Paulo Guedes has been warning his boss about the risks of giving up on austerity, and both men agree in principle with the idea, said the official, who asked not to be named discussing government affairs. There are hard choices ahead, however, and the minister wouldn’t continue in the government if the president were to bypass a spending cap rule that investors consider Brazil’s last line of defense against runaway budget deficits.
The Economy Ministry declined to comment.
One of the main challenges ahead is how to finance Bolsonaro’s new social program, Renda Brasil, which he intends to launch next year to replace emergency payments made to informal workers during the pandemic.
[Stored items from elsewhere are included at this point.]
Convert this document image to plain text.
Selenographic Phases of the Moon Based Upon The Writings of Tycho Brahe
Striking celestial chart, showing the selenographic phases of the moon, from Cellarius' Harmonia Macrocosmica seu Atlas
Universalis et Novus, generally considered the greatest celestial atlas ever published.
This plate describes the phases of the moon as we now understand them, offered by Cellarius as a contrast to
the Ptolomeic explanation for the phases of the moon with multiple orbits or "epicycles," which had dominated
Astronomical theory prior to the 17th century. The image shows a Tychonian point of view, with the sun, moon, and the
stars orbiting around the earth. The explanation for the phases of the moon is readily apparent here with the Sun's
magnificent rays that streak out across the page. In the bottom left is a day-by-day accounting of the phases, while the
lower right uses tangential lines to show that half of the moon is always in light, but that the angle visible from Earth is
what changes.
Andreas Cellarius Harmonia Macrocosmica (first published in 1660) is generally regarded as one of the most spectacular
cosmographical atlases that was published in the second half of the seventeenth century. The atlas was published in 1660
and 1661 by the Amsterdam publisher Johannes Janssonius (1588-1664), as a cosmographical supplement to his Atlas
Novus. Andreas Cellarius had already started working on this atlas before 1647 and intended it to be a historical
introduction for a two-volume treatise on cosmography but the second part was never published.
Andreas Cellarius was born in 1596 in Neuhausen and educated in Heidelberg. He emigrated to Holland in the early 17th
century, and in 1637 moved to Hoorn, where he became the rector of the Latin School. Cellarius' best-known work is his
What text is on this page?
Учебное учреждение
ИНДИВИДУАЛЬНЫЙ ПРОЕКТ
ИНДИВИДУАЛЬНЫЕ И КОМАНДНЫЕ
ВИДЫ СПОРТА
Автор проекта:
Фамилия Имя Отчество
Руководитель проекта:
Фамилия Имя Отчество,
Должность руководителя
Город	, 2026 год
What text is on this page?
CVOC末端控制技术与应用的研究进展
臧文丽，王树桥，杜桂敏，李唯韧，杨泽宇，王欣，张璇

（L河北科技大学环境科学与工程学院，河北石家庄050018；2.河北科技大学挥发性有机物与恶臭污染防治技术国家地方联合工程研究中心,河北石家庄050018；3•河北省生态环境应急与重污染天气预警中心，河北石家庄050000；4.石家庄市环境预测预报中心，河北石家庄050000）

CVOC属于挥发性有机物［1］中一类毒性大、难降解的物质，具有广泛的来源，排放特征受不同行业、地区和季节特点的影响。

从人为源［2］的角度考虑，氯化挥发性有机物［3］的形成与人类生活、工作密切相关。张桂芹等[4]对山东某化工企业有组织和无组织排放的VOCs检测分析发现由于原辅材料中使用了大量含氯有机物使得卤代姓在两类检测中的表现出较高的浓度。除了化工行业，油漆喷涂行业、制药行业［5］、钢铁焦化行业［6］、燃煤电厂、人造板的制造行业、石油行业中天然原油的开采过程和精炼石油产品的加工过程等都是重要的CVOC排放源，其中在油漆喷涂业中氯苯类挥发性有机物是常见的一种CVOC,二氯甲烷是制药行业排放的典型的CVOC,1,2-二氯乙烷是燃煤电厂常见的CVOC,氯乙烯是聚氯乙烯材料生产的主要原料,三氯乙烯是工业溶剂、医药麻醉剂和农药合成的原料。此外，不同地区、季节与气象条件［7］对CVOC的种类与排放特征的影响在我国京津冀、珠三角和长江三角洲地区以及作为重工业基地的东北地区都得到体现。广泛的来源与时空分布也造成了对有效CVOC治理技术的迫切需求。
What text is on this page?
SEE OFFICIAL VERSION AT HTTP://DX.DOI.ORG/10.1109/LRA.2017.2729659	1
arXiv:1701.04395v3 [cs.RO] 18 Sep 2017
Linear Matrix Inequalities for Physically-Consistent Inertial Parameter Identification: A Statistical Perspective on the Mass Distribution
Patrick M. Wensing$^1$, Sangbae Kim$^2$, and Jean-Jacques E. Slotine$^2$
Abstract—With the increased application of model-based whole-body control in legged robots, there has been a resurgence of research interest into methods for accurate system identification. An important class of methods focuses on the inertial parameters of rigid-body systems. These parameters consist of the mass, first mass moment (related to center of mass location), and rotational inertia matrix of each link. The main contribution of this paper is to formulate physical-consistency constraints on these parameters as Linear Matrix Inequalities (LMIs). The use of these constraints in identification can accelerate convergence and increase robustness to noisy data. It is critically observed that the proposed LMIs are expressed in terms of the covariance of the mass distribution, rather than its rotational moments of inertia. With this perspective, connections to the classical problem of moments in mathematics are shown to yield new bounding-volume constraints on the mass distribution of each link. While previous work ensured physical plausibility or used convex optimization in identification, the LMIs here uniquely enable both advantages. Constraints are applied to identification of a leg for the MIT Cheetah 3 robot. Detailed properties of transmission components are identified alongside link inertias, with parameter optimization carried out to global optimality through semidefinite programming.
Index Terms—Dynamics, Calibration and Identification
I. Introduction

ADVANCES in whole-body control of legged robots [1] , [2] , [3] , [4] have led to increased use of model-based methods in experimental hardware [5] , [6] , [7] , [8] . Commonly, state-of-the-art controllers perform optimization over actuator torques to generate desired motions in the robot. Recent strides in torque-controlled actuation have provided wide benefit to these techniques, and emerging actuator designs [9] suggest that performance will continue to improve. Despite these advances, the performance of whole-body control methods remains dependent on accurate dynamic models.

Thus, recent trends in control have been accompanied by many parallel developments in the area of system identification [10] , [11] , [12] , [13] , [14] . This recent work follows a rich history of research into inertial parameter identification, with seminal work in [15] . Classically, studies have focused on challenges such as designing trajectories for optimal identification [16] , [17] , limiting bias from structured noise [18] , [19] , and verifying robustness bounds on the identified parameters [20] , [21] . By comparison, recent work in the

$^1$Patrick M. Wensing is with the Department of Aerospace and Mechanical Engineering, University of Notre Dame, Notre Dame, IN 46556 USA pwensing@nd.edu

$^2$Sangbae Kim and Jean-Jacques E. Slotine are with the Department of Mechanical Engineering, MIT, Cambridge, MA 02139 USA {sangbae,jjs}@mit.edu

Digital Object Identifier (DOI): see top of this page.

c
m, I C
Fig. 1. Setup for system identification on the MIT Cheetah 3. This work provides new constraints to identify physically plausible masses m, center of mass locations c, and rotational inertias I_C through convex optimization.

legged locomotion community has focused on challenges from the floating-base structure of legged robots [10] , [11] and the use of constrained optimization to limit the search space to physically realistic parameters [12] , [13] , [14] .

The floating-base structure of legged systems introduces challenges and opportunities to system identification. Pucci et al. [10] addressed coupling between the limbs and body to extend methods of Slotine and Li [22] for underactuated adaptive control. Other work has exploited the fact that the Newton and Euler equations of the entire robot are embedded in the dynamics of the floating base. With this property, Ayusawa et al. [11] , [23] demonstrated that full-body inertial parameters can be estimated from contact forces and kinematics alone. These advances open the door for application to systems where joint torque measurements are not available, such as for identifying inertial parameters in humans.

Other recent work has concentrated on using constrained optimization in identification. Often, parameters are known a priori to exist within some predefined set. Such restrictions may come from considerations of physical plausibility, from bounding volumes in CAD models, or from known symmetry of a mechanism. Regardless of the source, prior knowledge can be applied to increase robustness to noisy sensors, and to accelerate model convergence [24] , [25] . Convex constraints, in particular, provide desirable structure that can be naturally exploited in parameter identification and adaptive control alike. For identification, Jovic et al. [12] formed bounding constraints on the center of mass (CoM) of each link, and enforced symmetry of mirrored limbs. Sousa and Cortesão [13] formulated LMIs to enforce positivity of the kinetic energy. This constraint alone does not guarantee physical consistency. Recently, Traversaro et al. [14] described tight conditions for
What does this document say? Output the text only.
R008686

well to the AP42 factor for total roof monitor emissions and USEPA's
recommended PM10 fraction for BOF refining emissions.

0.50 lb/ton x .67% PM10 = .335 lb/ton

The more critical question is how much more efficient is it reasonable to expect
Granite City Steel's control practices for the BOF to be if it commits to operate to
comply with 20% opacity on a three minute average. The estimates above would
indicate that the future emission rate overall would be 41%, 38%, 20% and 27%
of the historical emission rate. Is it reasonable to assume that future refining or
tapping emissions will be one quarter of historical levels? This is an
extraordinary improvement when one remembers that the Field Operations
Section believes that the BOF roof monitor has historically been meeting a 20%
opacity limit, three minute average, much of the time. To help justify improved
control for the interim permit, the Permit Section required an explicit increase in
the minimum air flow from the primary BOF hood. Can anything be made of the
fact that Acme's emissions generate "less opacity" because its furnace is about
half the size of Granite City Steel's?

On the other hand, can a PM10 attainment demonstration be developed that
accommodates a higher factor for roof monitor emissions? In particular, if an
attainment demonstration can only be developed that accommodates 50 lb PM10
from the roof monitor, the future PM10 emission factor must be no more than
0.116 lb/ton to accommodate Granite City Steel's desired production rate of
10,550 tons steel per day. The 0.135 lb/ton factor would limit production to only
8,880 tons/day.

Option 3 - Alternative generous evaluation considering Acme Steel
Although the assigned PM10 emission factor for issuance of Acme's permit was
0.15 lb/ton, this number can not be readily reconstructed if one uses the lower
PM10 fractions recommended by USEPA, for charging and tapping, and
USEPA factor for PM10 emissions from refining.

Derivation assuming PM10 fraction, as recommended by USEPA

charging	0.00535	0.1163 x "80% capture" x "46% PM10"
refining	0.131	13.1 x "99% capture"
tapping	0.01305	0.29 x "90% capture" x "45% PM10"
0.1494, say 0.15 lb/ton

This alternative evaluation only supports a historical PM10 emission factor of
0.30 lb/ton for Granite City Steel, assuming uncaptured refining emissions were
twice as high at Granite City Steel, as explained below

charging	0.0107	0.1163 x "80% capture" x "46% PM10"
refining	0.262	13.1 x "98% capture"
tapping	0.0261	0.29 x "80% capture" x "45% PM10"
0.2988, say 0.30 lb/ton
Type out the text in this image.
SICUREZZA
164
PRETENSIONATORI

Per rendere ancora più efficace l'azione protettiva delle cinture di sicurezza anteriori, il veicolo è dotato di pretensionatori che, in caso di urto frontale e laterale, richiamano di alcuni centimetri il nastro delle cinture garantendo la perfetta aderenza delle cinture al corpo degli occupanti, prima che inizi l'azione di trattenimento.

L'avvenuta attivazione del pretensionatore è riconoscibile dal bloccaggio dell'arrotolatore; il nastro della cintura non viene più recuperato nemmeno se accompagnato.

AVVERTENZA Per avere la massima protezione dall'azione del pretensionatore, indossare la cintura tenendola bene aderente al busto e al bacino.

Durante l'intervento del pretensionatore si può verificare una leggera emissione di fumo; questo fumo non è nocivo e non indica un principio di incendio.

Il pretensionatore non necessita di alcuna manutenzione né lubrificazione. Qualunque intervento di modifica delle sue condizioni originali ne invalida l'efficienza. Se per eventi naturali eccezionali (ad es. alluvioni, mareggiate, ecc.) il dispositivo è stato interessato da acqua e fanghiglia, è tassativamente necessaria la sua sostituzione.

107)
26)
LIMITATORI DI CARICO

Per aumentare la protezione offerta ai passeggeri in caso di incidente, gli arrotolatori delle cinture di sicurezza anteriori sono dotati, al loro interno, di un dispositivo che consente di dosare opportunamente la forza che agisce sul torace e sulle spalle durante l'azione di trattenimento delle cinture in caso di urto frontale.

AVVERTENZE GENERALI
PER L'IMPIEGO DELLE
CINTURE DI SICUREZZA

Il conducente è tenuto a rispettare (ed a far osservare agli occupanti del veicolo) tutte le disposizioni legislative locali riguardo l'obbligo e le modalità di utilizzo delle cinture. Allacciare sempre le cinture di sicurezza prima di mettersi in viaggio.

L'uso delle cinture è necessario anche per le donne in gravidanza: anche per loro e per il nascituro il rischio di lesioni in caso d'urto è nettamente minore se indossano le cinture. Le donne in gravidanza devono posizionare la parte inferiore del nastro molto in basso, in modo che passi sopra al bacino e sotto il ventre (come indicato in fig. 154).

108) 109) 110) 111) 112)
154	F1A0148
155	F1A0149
Such handouts are contributing to widen the government’s primary budget deficit to an estimated 800 billion reais ($144 billion) this year, from 95 billion reais in 2019.
Guedes, a University of Chicago-trained economist, has been growing isolated in his fight for austerity both at home and abroad, as many countries plan to spend their way out of recession.
Earlier this week, the president rejected Guedes’ original idea to preserve the spending cap by redirecting money from other social initiatives into Renda Brasil. Although Bolsonaro said he remained close to his minister, the news fanned investor concern about the country’s fiscal outlook, causing the Brazilian real to weaken as much as 2.2% on Wednesday. They are expected to meet again on Friday to discuss alternatives to fund the program.
If Bolsonaro decides to keep all existing social programs, the amount Renda Brasil will pay to each family will certainly drop, and it’s up to Bolsonaro to make a political decision on the matter, the person said.
Discussions around Renda Brasil will continue over the next few weeks and, for now, the government will extend emergency payments until the end of the year. After September, however, the 600 real monthly stipend will probably be cut by half, and government may also reduce the number of people who receive it, the official said.
Guedes wants Renda Brasil to be part of a larger post-pandemic plan that also includes the reduction of payroll taxes, as well as measures to give the government more control over the budget, the person said. The economy ministry has already sent congress a constitutional amendment that would allow it to reallocate funds within the budget, making it easier to launch the social program without violating the spending cap.